In the academic year 1963-1964, he was elected Dean of the Faculty of Medicine. He retired on 31 August 1968. He died at the age of 74, in 1981.

==Work==

Savvas offered a premium educational project to prospective physicians on the Science of Anatomy, Histology and Embryology human both theoretical and laboratory level. He has published and research work. During the tenure of Professor Al. Savva occurred transportation Anatomy of the historic building of the road Katsimidou to the new buildings of the Medical School campus thus fulfilling the dream of Professor for a modern and well-equipped Anatomy.

==Personal life==

Savvas married Zoe Alivizatou in 1951, with whom he had a son, Panagiotis, in 1952.

==Publications==
• About the tendons records good abdominal muscles (after own observations) (May 1938).

• Case of right aortic arch, without dextrocardia, with rare right lung abnormality (1939).

• On a case of bilateral absence of muscle imiymenodous (May 1939).
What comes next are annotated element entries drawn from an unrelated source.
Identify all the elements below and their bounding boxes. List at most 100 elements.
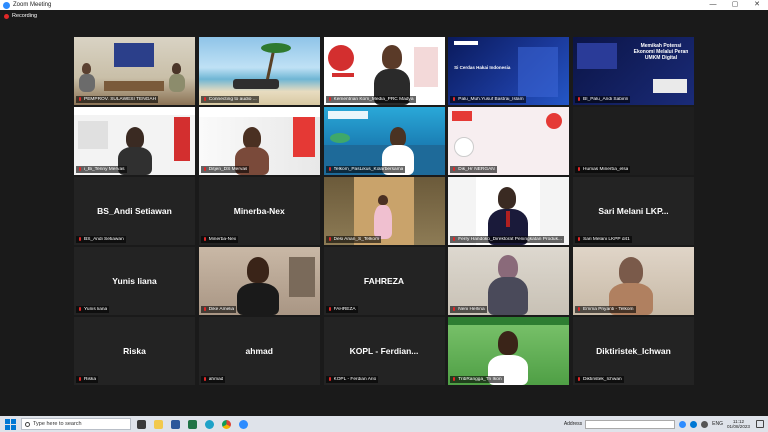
participant-video — [74, 107, 195, 175]
participant-video: Memikah Potensi Ekonomi Melalui Peran UM… — [573, 37, 694, 105]
mic-muted-icon — [203, 97, 207, 102]
participant-name-label: Riska — [76, 376, 98, 383]
participant-name-label: Palu_Muh.Yusuf Bastrai_Islam — [450, 96, 526, 103]
participant-name: Yunis liana — [84, 307, 108, 312]
notification-icon[interactable] — [756, 420, 764, 428]
meeting-area: Recording PEMPROV. SULAWESI TENGAH Connec… — [0, 10, 768, 416]
mic-muted-icon — [78, 307, 82, 312]
participant-name: Sari Melani LKPP d41 — [583, 237, 630, 242]
mic-muted-icon — [452, 167, 456, 172]
participant-name-label: Telkom_PasLikus_Kolarbersama — [325, 166, 406, 173]
participant-name: BS_Andi Setiawan — [84, 237, 124, 242]
participant-name-label: i_Bi_Tenny Mervas — [76, 166, 127, 173]
participant-name-label: Sari Melani LKPP d41 — [575, 236, 632, 243]
participant-tile[interactable]: Desi Arian_S_Telkom — [323, 177, 445, 245]
participant-name-label: Ditjen_DS Mervas — [200, 166, 250, 173]
participant-video — [198, 107, 320, 175]
participant-tile[interactable]: Ditjen_DS Mervas — [198, 107, 320, 175]
participant-name-label: PEMPROV. SULAWESI TENGAH — [76, 96, 159, 103]
participant-name-label: Emma Priyanti - Telkom — [575, 306, 636, 313]
participant-video — [573, 247, 694, 315]
participant-name-label: Yunis liana — [76, 306, 110, 313]
participant-name-label: BI_Palu_Andi Sabirin — [575, 96, 631, 103]
participant-tile[interactable]: Connecting to audio ... — [198, 37, 320, 105]
mic-muted-icon — [577, 97, 581, 102]
mic-muted-icon — [78, 167, 82, 172]
task-view-icon[interactable] — [135, 418, 148, 431]
participant-name: Desi Arian_S_Telkom — [333, 237, 380, 242]
excel-icon[interactable] — [186, 418, 199, 431]
word-icon[interactable] — [169, 418, 182, 431]
participant-tile[interactable]: Telkom_PasLikus_Kolarbersama — [323, 107, 445, 175]
recording-indicator[interactable]: Recording — [4, 13, 37, 19]
participant-video — [448, 177, 570, 245]
mic-muted-icon — [203, 377, 207, 382]
participant-video — [198, 37, 320, 105]
participant-tile[interactable]: ahmad ahmad — [198, 317, 320, 385]
participant-name-label: KOPL - Ferdian Ario — [325, 376, 379, 383]
address-input[interactable] — [585, 419, 676, 429]
participant-tile[interactable]: Memikah Potensi Ekonomi Melalui Peran UM… — [573, 37, 694, 105]
mic-muted-icon — [78, 237, 82, 242]
participant-video — [323, 37, 445, 105]
participant-name-label: Dik_Hr NERGAN — [450, 166, 497, 173]
mic-muted-icon — [203, 167, 207, 172]
participant-tile[interactable]: TribRangga_Tri Ikon — [448, 317, 570, 385]
participant-name-label: Diktiristek_Ichwan — [575, 376, 624, 383]
participant-tile[interactable]: PEMPROV. SULAWESI TENGAH — [74, 37, 195, 105]
participant-tile[interactable]: Yunis liana Yunis liana — [74, 247, 195, 315]
chrome-icon[interactable] — [220, 418, 233, 431]
participant-display-name: KOPL - Ferdian... — [349, 346, 419, 356]
participant-tile[interactable]: FAHREZA FAHREZA — [323, 247, 445, 315]
participant-name: Palu_Muh.Yusuf Bastrai_Islam — [458, 97, 524, 102]
mic-muted-icon — [577, 377, 581, 382]
participant-name: Telkom_PasLikus_Kolarbersama — [333, 167, 404, 172]
participant-name: Ditjen_DS Mervas — [208, 167, 248, 172]
minimize-button[interactable]: — — [702, 0, 724, 10]
participant-tile[interactable]: Kementrian Kom_Media_PRC Madya — [323, 37, 445, 105]
participant-tile[interactable]: Minerba-Nex Minerba-Nex — [198, 177, 320, 245]
recording-label: Recording — [12, 13, 38, 19]
participant-tile[interactable]: Si Cerdas Hakai Indonesia Palu_Muh.Yusuf … — [448, 37, 570, 105]
participant-name: FAHREZA — [333, 307, 356, 312]
mic-muted-icon — [328, 97, 332, 102]
participant-tile[interactable]: Diktiristek_Ichwan Diktiristek_Ichwan — [573, 317, 694, 385]
participant-name: Kementrian Kom_Media_PRC Madya — [333, 97, 414, 102]
participant-name: TribRangga_Tri Ikon — [458, 377, 502, 382]
mic-muted-icon — [78, 377, 82, 382]
participant-tile[interactable]: Emma Priyanti - Telkom — [573, 247, 694, 315]
language-indicator[interactable]: ENG — [712, 421, 723, 427]
volume-icon[interactable] — [701, 420, 709, 428]
edge-icon[interactable] — [203, 418, 216, 431]
participant-display-name: Yunis liana — [112, 276, 157, 286]
participant-tile[interactable]: Sari Melani LKP... Sari Melani LKPP d41 — [573, 177, 694, 245]
participant-tile[interactable]: i_Bi_Tenny Mervas — [74, 107, 195, 175]
maximize-button[interactable]: ▢ — [724, 0, 746, 10]
mic-muted-icon — [328, 377, 332, 382]
windows-start-button[interactable] — [3, 417, 17, 431]
clock[interactable]: 11:12 01/08/2023 — [727, 419, 750, 429]
participant-tile[interactable]: Neni Herlina — [448, 247, 570, 315]
participant-tile[interactable]: BS_Andi Setiawan BS_Andi Setiawan — [74, 177, 195, 245]
participant-tile[interactable]: Riska Riska — [74, 317, 195, 385]
mic-muted-icon — [203, 237, 207, 242]
participant-tile[interactable]: Ferry Handoko_Direktorat Peningkatan Pro… — [448, 177, 570, 245]
participant-name: Connecting to audio ... — [208, 97, 257, 102]
participant-tile[interactable]: Dike Amelia — [198, 247, 320, 315]
zoom-taskbar-icon[interactable] — [237, 418, 250, 431]
participant-display-name: Riska — [123, 346, 146, 356]
network-icon[interactable] — [679, 420, 687, 428]
participant-tile[interactable]: KOPL - Ferdian... KOPL - Ferdian Ario — [323, 317, 445, 385]
taskbar-search-box[interactable]: Type here to search — [21, 418, 131, 430]
windows-taskbar: Type here to search Address ENG 11:12 01… — [0, 416, 768, 432]
participant-tile[interactable]: Humas Minerba_elsa — [573, 107, 694, 175]
file-explorer-icon[interactable] — [152, 418, 165, 431]
participant-name: i_Bi_Tenny Mervas — [84, 167, 125, 172]
participant-name-label: Desi Arian_S_Telkom — [325, 236, 382, 243]
participant-video: Si Cerdas Hakai Indonesia — [448, 37, 570, 105]
close-button[interactable]: ✕ — [746, 0, 768, 10]
participant-tile[interactable]: Dik_Hr NERGAN — [448, 107, 570, 175]
onedrive-icon[interactable] — [690, 420, 698, 428]
participant-video — [573, 107, 694, 175]
system-tray: ENG — [679, 420, 723, 428]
• Contribution to the study of human renal artery (after own observations) (doctoral thesis) (1939).

• About the position of the bifurcation of the aorta (1940).
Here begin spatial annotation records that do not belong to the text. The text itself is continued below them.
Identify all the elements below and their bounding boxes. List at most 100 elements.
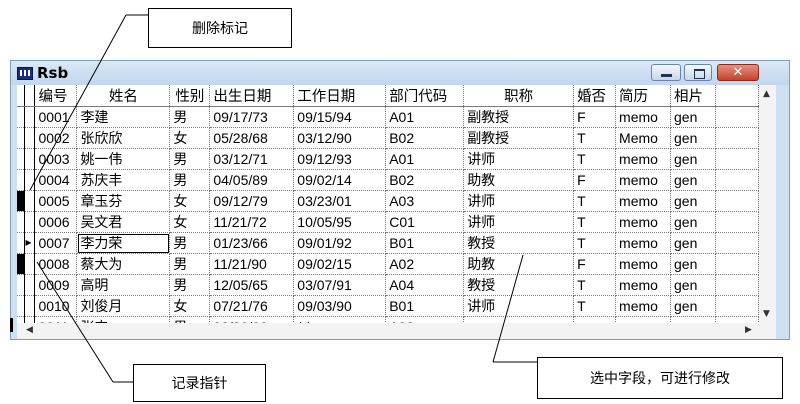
- table-cell-photo[interactable]: gen: [670, 106, 716, 128]
- table-cell-sex[interactable]: 男: [169, 232, 211, 254]
- record-pointer-cell[interactable]: [24, 211, 36, 233]
- column-header[interactable]: 部门代码: [385, 85, 465, 107]
- table-row[interactable]: 0001 李建男 09/17/73 09/15/94 A01 副教授 Fmemo gen: [17, 106, 759, 128]
- table-cell-resume[interactable]: Memo: [615, 127, 672, 149]
- close-button[interactable]: ✕: [717, 64, 759, 81]
- table-cell-sex[interactable]: 男: [169, 148, 211, 170]
- table-cell-title[interactable]: 助教: [463, 169, 575, 191]
- table-cell-birth[interactable]: 03/12/71: [209, 148, 295, 170]
- table-cell-id[interactable]: 0005: [34, 190, 78, 212]
- delete-mark-cell[interactable]: [17, 190, 26, 212]
- table-cell-married[interactable]: T: [573, 274, 617, 296]
- delete-mark-cell[interactable]: [17, 211, 26, 233]
- record-pointer-cell[interactable]: [24, 169, 36, 191]
- table-cell-id[interactable]: 0006: [34, 211, 78, 233]
- record-pointer-cell[interactable]: [24, 295, 36, 317]
- table-cell-photo[interactable]: gen: [670, 169, 716, 191]
- table-row[interactable]: 0007李力荣男01/23/6609/01/92B01教授Tmemogen: [17, 232, 759, 254]
- table-cell-birth[interactable]: 09/12/79: [209, 190, 295, 212]
- scroll-down-icon[interactable]: ▼: [763, 309, 770, 319]
- table-cell-photo[interactable]: gen: [670, 190, 716, 212]
- table-cell-resume[interactable]: memo: [615, 169, 672, 191]
- table-cell-work[interactable]: 09/02/15: [293, 253, 387, 275]
- record-pointer-cell[interactable]: [24, 148, 36, 170]
- table-cell-dept[interactable]: B02: [385, 169, 465, 191]
- table-cell-dept[interactable]: A04: [385, 274, 465, 296]
- table-cell-title[interactable]: 助教: [463, 253, 575, 275]
- table-cell-resume[interactable]: memo: [615, 148, 672, 170]
- table-cell-sex[interactable]: 男: [169, 274, 211, 296]
- table-row[interactable]: 0008 蔡大为男 11/21/90 09/02/15 A02 助教 Fmemo gen: [17, 253, 759, 275]
- column-header[interactable]: 婚否: [573, 85, 617, 107]
- delete-mark-cell[interactable]: [17, 253, 26, 275]
- scroll-up-icon[interactable]: ▲: [763, 89, 770, 99]
- record-pointer-cell[interactable]: [24, 274, 36, 296]
- table-cell-married[interactable]: T: [573, 127, 617, 149]
- column-header[interactable]: 职称: [463, 85, 575, 107]
- table-cell-married[interactable]: F: [573, 169, 617, 191]
- table-cell-sex[interactable]: 男: [169, 106, 211, 128]
- delete-mark-cell[interactable]: [17, 106, 26, 128]
- table-cell-title[interactable]: 讲师: [463, 148, 575, 170]
- table-cell-work[interactable]: 03/12/90: [293, 127, 387, 149]
- vertical-scrollbar[interactable]: ▲ ▼: [759, 85, 776, 323]
- table-cell-work[interactable]: 09/02/14: [293, 169, 387, 191]
- table-cell-birth[interactable]: 11/21/72: [209, 211, 295, 233]
- table-cell-resume[interactable]: memo: [615, 211, 672, 233]
- table-cell-name[interactable]: 刘俊月: [76, 295, 171, 317]
- table-cell-dept[interactable]: B02: [385, 127, 465, 149]
- table-cell-title[interactable]: 讲师: [463, 190, 575, 212]
- table-cell-photo[interactable]: gen: [670, 232, 716, 254]
- table-cell-work[interactable]: 09/01/92: [293, 232, 387, 254]
- table-cell-sex[interactable]: 女: [169, 295, 211, 317]
- table-row[interactable]: 0009 高明男 12/05/65 03/07/91 A04 教授 Tmemo gen: [17, 274, 759, 296]
- table-cell-resume[interactable]: memo: [615, 232, 672, 254]
- table-cell-id[interactable]: 0007: [34, 232, 78, 254]
- delete-mark-cell[interactable]: [17, 127, 26, 149]
- table-cell-married[interactable]: T: [573, 295, 617, 317]
- table-row[interactable]: 0006 吴文君女 11/21/72 10/05/95 C01 讲师 Tmemo gen: [17, 211, 759, 233]
- table-cell-title[interactable]: 教授: [463, 232, 575, 254]
- title-bar[interactable]: Rsb ✕: [11, 61, 789, 85]
- table-cell-work[interactable]: 03/07/91: [293, 274, 387, 296]
- table-cell-dept[interactable]: B01: [385, 232, 465, 254]
- column-header[interactable]: 相片: [670, 85, 716, 107]
- table-cell-name[interactable]: 蔡大为: [76, 253, 171, 275]
- delete-mark-cell[interactable]: [17, 274, 26, 296]
- table-cell-sex[interactable]: 男: [169, 253, 211, 275]
- column-header[interactable]: 简历: [615, 85, 672, 107]
- table-cell-married[interactable]: F: [573, 253, 617, 275]
- table-cell-married[interactable]: T: [573, 148, 617, 170]
- table-cell-dept[interactable]: A02: [385, 253, 465, 275]
- table-cell-dept[interactable]: A01: [385, 106, 465, 128]
- table-cell-title[interactable]: 讲师: [463, 295, 575, 317]
- table-cell-dept[interactable]: A01: [385, 148, 465, 170]
- scroll-left-icon[interactable]: ◀: [26, 325, 33, 335]
- table-cell-name[interactable]: 李力荣: [76, 232, 171, 254]
- table-cell-married[interactable]: F: [573, 106, 617, 128]
- table-cell-title[interactable]: 教授: [463, 274, 575, 296]
- table-cell-married[interactable]: T: [573, 232, 617, 254]
- table-cell-id[interactable]: 0003: [34, 148, 78, 170]
- table-cell-sex[interactable]: 女: [169, 190, 211, 212]
- horizontal-scrollbar[interactable]: ◀ ▶: [17, 323, 759, 339]
- table-cell-title[interactable]: 副教授: [463, 127, 575, 149]
- table-cell-birth[interactable]: 05/28/68: [209, 127, 295, 149]
- table-cell-work[interactable]: 09/03/90: [293, 295, 387, 317]
- table-cell-resume[interactable]: memo: [615, 274, 672, 296]
- table-cell-resume[interactable]: memo: [615, 295, 672, 317]
- table-cell-id[interactable]: 0002: [34, 127, 78, 149]
- column-header[interactable]: 性别: [169, 85, 211, 107]
- table-row[interactable]: 0003 姚一伟男 03/12/71 09/12/93 A01 讲师 Tmemo gen: [17, 148, 759, 170]
- delete-mark-cell[interactable]: [17, 169, 26, 191]
- delete-mark-cell[interactable]: [17, 295, 26, 317]
- record-pointer-cell[interactable]: [24, 127, 36, 149]
- table-row[interactable]: 0002 张欣欣女 05/28/68 03/12/90 B02 副教授 T Memo gen: [17, 127, 759, 149]
- table-cell-dept[interactable]: A03: [385, 190, 465, 212]
- table-cell-resume[interactable]: memo: [615, 106, 672, 128]
- record-pointer-cell[interactable]: [24, 253, 36, 275]
- table-cell-name[interactable]: 李建: [76, 106, 171, 128]
- record-pointer-cell[interactable]: [24, 106, 36, 128]
- table-cell-photo[interactable]: gen: [670, 211, 716, 233]
- record-pointer-cell[interactable]: [24, 232, 36, 254]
• About the collection "Valsamaki" (July 1940).

• Rare periptosis doubling of the inferior vena cava met'aplasias the right kidney and ureter (March 1949).

• About the doubling of the central channel (Rolandi) of the human brain. (September 1949).

• On the formation of human nerve plexus (October 1949).

• Anatomy Notes (three issues summary Anatomy).

• Human Anatomy Courses (three-volume textbook teaching Mimeographed) (1951).

• Faseranalyse des fasciculus longitudinalis medialis (1954).

• Periptosis front duo (1955).

• Periptosis thorakopagous (1955).

• Rarely periptosis left inferior vena cava. Bumpy ekfysis the right subclavian artery and both carotids (1955).

• Human Anatomy in four volumes (Volume 1st, 1957).

• On the so-called "pre-sacral nerve." Contribution to the study of the pelvic plexus (1958).

• Human Anatomy in four volumes (2nd Volume, 1958-1961).

• Human Anatomy in four volumes (Volume 3rd, 1967).

• Elements of Human Anatomy (Teaching guide for medical assistants, 1969).

• Compendium of Human Anatomy Atlas (Concise two-volume reference book, 1979).